# How NOT to bag a spiny lobster



## WhackUmStackUm

I think I'm gonna need a bigger bag. :yes:


----------



## MillerTime

I would love to have that problem.


----------



## finfever61

Can't believe you didn't measure that little guy prior to putting him in the bag... Nice Bug!


----------



## JoeZ

That's hilarious. That thing is a monster.


----------



## Orion45

HAHAHA. Reminded me of this cartoon.

Nice bug. :thumbup:


----------



## Burnt Drag

What about this one? It wouldn't fit in a lobster bag.


----------



## jim t

I bet it tasted even better thanks to story...

Thanks,

Jim


----------



## toobad4u

I was waiting for it to jump out of his hands on the boat and back into the water. Good video though.

Stephen


----------



## fishn4fun

Dang that thing is a beast


----------



## kanaka

That's a biggun. :notworthy: Bet you sucked half your air down during that struggle.


----------



## Aquahollic

I think I passed you guys yesterday around 1 or 2 pm. Were you out at the Timberholes area? I passed a Glacier Bay with a dive flag up.


John


----------



## Dynamic

Burnt Drag said:


> What about this one?

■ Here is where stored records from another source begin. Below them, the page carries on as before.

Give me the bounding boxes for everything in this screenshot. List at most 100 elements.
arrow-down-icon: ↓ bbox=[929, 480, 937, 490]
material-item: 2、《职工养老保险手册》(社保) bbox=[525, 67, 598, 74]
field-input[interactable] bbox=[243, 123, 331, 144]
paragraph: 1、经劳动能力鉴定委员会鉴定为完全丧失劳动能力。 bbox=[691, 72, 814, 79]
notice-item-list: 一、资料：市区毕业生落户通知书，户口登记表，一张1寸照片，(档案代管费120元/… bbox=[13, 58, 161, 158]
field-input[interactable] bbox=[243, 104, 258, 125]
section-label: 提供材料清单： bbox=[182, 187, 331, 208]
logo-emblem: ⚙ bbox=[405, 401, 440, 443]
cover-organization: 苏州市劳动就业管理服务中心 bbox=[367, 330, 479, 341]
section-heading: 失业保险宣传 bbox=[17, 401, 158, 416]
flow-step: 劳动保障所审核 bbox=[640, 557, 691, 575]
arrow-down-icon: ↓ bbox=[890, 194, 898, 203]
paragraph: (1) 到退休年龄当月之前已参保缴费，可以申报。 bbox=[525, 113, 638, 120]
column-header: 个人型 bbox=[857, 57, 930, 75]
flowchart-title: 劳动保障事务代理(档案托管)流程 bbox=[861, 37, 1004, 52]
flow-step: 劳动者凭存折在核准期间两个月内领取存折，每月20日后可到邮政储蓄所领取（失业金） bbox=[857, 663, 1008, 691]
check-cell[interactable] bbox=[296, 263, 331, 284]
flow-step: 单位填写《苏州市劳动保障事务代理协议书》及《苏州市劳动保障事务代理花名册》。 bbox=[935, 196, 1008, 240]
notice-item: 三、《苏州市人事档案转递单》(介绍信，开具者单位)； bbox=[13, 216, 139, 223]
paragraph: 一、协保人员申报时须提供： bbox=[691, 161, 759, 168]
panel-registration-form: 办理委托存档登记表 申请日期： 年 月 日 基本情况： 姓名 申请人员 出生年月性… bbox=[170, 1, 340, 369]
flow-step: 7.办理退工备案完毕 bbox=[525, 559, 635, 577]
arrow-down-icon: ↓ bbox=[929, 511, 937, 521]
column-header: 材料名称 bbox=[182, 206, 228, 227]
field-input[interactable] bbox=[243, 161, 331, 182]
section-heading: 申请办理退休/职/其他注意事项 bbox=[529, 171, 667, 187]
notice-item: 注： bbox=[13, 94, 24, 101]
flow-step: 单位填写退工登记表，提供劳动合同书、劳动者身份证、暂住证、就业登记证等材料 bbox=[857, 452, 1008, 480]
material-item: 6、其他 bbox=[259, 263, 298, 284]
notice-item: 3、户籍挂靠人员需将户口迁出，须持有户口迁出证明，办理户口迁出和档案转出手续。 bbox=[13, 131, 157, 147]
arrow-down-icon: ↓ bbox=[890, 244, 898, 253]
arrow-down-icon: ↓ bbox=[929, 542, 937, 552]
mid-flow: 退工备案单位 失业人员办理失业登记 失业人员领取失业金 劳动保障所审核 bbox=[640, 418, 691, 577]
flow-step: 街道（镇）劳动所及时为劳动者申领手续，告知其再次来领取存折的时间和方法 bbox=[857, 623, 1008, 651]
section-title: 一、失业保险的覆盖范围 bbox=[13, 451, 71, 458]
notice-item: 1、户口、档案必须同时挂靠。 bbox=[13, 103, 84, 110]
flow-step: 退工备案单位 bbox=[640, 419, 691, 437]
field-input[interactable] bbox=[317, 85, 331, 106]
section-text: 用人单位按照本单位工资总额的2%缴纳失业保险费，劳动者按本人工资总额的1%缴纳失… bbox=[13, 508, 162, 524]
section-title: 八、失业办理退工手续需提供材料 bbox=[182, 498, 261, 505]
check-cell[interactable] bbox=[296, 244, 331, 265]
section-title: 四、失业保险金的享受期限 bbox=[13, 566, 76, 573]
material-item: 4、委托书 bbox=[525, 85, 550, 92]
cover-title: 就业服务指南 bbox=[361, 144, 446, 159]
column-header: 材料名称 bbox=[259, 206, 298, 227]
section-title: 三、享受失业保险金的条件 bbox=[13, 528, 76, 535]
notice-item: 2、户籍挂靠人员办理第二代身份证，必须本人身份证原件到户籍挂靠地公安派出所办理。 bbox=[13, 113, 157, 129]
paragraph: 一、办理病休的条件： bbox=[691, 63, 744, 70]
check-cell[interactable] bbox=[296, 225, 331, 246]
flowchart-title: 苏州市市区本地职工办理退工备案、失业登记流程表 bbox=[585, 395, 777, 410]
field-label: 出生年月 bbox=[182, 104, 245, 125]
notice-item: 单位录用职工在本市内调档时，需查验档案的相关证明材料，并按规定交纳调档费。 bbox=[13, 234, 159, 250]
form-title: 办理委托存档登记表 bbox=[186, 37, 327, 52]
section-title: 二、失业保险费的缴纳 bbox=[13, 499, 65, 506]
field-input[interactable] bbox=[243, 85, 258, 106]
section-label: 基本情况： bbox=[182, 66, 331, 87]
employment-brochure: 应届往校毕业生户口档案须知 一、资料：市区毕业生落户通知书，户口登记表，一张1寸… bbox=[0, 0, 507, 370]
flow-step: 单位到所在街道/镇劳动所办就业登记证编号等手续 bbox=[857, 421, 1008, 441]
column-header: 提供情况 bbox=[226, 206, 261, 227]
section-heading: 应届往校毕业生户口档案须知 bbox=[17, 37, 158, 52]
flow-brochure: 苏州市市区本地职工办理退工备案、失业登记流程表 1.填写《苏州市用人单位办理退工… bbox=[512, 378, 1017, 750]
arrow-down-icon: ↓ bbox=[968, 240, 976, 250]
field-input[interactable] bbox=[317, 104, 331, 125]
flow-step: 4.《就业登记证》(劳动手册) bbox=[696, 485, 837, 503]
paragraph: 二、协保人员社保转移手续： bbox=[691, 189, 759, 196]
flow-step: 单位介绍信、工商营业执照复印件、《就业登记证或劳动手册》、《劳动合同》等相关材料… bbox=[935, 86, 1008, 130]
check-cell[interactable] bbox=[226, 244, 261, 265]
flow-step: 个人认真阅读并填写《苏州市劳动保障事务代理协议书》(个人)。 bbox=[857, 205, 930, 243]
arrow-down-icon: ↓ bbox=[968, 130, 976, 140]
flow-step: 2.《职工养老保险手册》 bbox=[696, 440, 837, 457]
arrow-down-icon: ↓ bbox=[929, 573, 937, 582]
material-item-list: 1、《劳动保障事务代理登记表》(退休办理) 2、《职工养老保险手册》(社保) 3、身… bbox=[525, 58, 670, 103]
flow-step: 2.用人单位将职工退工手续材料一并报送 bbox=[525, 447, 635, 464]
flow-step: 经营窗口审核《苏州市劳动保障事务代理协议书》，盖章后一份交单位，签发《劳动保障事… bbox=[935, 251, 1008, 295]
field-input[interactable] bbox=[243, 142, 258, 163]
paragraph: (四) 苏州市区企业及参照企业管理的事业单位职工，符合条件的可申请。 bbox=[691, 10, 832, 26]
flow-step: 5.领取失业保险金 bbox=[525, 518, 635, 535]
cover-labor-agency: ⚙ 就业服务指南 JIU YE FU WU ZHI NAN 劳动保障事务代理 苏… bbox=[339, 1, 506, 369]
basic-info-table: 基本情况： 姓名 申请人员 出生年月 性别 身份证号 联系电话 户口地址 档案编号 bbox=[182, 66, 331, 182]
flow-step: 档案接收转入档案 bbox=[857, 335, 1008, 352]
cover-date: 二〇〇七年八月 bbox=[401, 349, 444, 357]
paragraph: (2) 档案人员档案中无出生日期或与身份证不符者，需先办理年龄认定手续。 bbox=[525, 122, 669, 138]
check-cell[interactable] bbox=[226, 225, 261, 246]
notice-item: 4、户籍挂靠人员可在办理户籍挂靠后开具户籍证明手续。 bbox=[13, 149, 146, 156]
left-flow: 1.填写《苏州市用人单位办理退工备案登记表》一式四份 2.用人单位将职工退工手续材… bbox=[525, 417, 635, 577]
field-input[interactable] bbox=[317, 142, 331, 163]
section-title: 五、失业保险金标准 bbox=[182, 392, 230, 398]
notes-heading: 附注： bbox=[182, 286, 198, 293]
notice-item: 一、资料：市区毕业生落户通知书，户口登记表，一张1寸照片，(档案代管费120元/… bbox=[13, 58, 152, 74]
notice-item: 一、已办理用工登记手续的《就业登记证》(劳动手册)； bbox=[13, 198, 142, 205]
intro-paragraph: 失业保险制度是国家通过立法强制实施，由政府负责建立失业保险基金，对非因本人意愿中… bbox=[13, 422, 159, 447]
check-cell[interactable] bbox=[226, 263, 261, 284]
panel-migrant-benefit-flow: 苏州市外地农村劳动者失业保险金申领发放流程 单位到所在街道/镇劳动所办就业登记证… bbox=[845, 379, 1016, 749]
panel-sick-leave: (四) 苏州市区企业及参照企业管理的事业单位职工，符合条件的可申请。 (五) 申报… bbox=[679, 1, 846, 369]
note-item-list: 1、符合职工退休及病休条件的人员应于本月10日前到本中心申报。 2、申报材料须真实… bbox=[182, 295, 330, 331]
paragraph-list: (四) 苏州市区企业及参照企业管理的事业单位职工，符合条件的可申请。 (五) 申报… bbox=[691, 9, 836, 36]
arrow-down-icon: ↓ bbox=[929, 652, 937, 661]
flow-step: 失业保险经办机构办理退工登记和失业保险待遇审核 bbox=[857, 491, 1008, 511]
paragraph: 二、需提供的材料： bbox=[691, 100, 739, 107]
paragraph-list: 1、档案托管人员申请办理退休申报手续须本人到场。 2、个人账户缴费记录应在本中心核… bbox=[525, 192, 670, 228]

It wouldn't fit in a lobster bag.


Damn Jim!!!.....Is that little Eric???.....That's a monster Bug!!


----------



## WhackUmStackUm

Aquahollic said:


> I think I passed you guys yesterday around 1 or 2 pm. Were you out at the Timberholes area? I passed a Glacier Bay with a dive flag up.
> 
> 
> John


Yep, that was us.


----------



## Plattinum

That was fun to watch. Thanks.


----------